The trouble is there have been so many Google brush marks made, the whole wall is now the color Google. No one can really stand out by using a Google colored brush anymore. So it’s no surprise that big media doesn't like the color Google (and hasn’t seen much of a profit because of it either).
Recently, Rupert Murdoch of News Corp announced that he just might block search engines from crawling content. He is already doing this to a certain extent with the Wall Street Journal which News Corp owns. Given News Corp is just about the biggest content generator of big media, this just might be a brush stroke that screams a new color up against the solid Google colored Internet. He offers in his interview with Sky News editor David Speers that the fact that search brings high numbers of unique visitors to News Corps’ sites does not mean there is revenue being generated.
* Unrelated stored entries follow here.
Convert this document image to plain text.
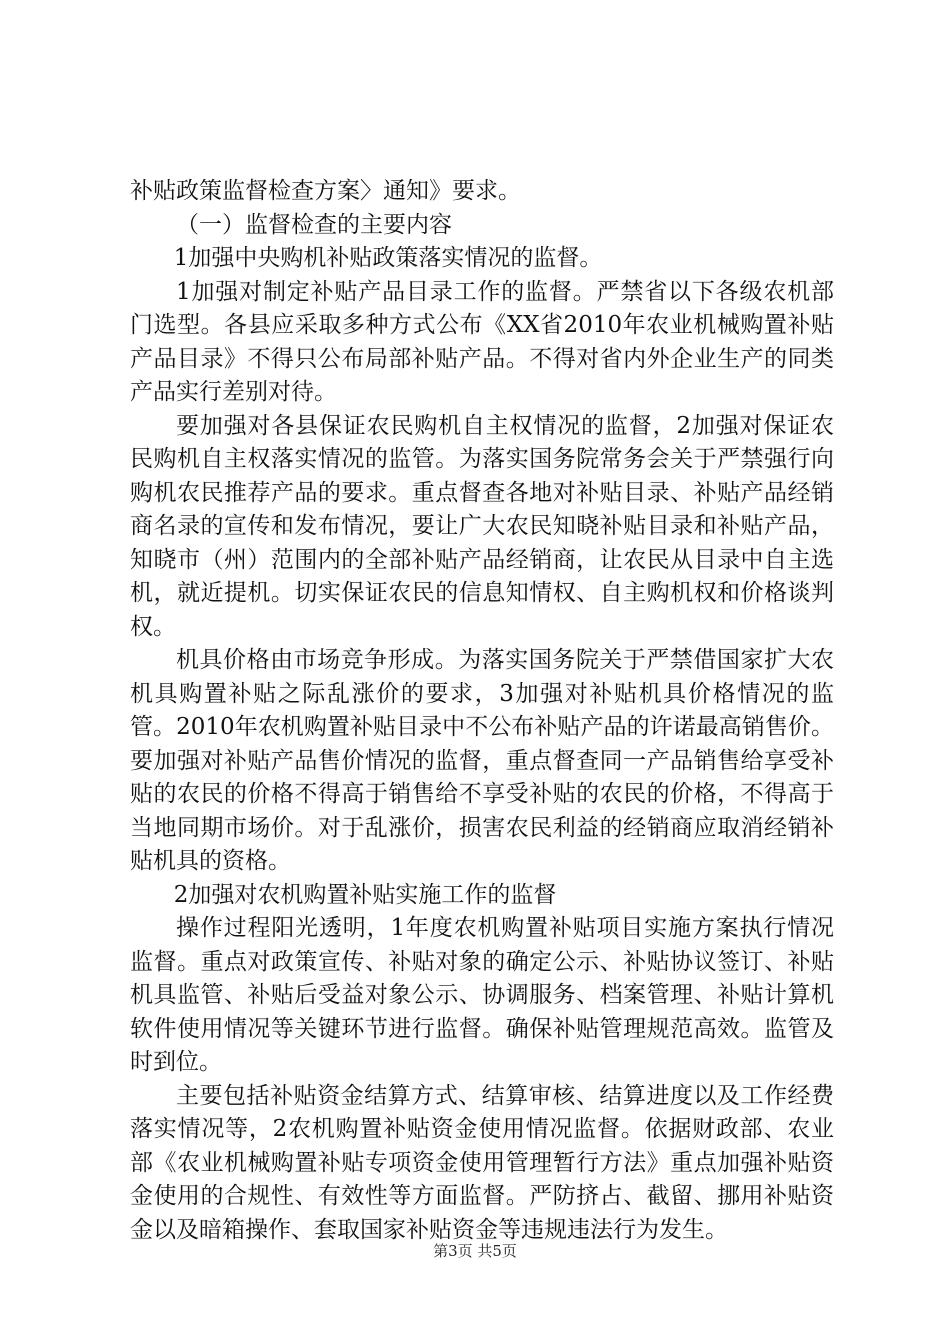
补贴政策监督检查方案〉通知》要求。

（一）监督检查的主要内容

1加强中央购机补贴政策落实情况的监督。

1加强对制定补贴产品目录工作的监督。严禁省以下各级农机部门选型。各县应采取多种方式公布《XX省2010年农业机械购置补贴产品目录》不得只公布局部补贴产品。不得对省内外企业生产的同类产品实行差别对待。

要加强对各县保证农民购机自主权情况的监督，2加强对保证农民购机自主权落实情况的监管。为落实国务院常务会关于严禁强行向购机农民推荐产品的要求。重点督查各地对补贴目录、补贴产品经销商名录的宣传和发布情况，要让广大农民知晓补贴目录和补贴产品，知晓市（州）范围内的全部补贴产品经销商，让农民从目录中自主选机，就近提机。切实保证农民的信息知情权、自主购机权和价格谈判权。

机具价格由市场竞争形成。为落实国务院关于严禁借国家扩大农机具购置补贴之际乱涨价的要求，3加强对补贴机具价格情况的监管。2010年农机购置补贴目录中不公布补贴产品的许诺最高销售价。要加强对补贴产品售价情况的监督，重点督查同一产品销售给享受补贴的农民的价格不得高于销售给不享受补贴的农民的价格，不得高于当地同期市场价。对于乱涨价，损害农民利益的经销商应取消经销补贴机具的资格。

2加强对农机购置补贴实施工作的监督

操作过程阳光透明，1年度农机购置补贴项目实施方案执行情况监督。重点对政策宣传、补贴对象的确定公示、补贴协议签订、补贴机具监管、补贴后受益对象公示、协调服务、档案管理、补贴计算机软件使用情况等关键环节进行监督。确保补贴管理规范高效。监管及时到位。

主要包括补贴资金结算方式、结算审核、结算进度以及工作经费落实情况等，2农机购置补贴资金使用情况监督。依据财政部、农业部《农业机械购置补贴专项资金使用管理暂行方法》重点加强补贴资金使用的合规性、有效性等方面监督。严防挤占、截留、挪用补贴资金以及暗箱操作、套取国家补贴资金等违规违法行为发生。

第3页 共5页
Wasn’t high traffic with low (or no) revenue the basis of the “dot com boom” and then the “dot gone bust” of 2000? Is the average company making that high a return off their PPC and organic search efforts (even if people are being driven to their site)? There’s a lot more to conversion than being found yet being found remains our prime directive in the world of Google. "There is no advertising, there is SEO."
A New Color
But even Murdoch’s actions may be just a nudge. It will take the rest of big media and then all the smaller media properties out there to decide they do NOT want to be found by Google for a paradigm shift to occur. Still, it’s an 800 pound gorilla doing the nudging.
NOT Wanting to Be Found
Imagine NOT wanting to be found by Google being in vogue. You would see an increase in news directory sites for the smaller media players. There would be more direct accessing of large media sites since we all know how to find the likes of CNN without Google. Currently on mobile phones, everything from USA Today to Fox News is set up in an old fashioned menu (n.k.a. Bookmarks). When I’m on my Blackberry, I don’t use Google to find news. I go to the news sites directly.
It’s nothing to imagine that your current focus and efforts (and obsession) on your company’s PPC or search engine optimization might give way considerably to old fashioned advertising on sites where people may have to go to find news -- the news sites themselves. And of course social media profiles of the news media are becoming better and more widespread along with their targeted blogs and other content that will remain searchable.
So once there is a critical mass, will there be organic and paid search within huge media sites? Will Google’s business model go from direct PPC revenues to renting out its search algorithm and a set of PPC software suites to high volume sites? Will such advertising then necessarily get cheaper for the average business? My God, will the AOL portal come back from the dead?
It’s tough to tell which form the new paradigm will take. But consider the Internet is still so young, that there is no real way to stand out now making small Google colored brush marks against a solid Google colored wall (and no money in it either for news media), and that even Microsoft can display chinks in its armor in the fast changing world of the Internet. There is every possibility that a new color will get put up on the wall which just might spread and cover up some of the color Google.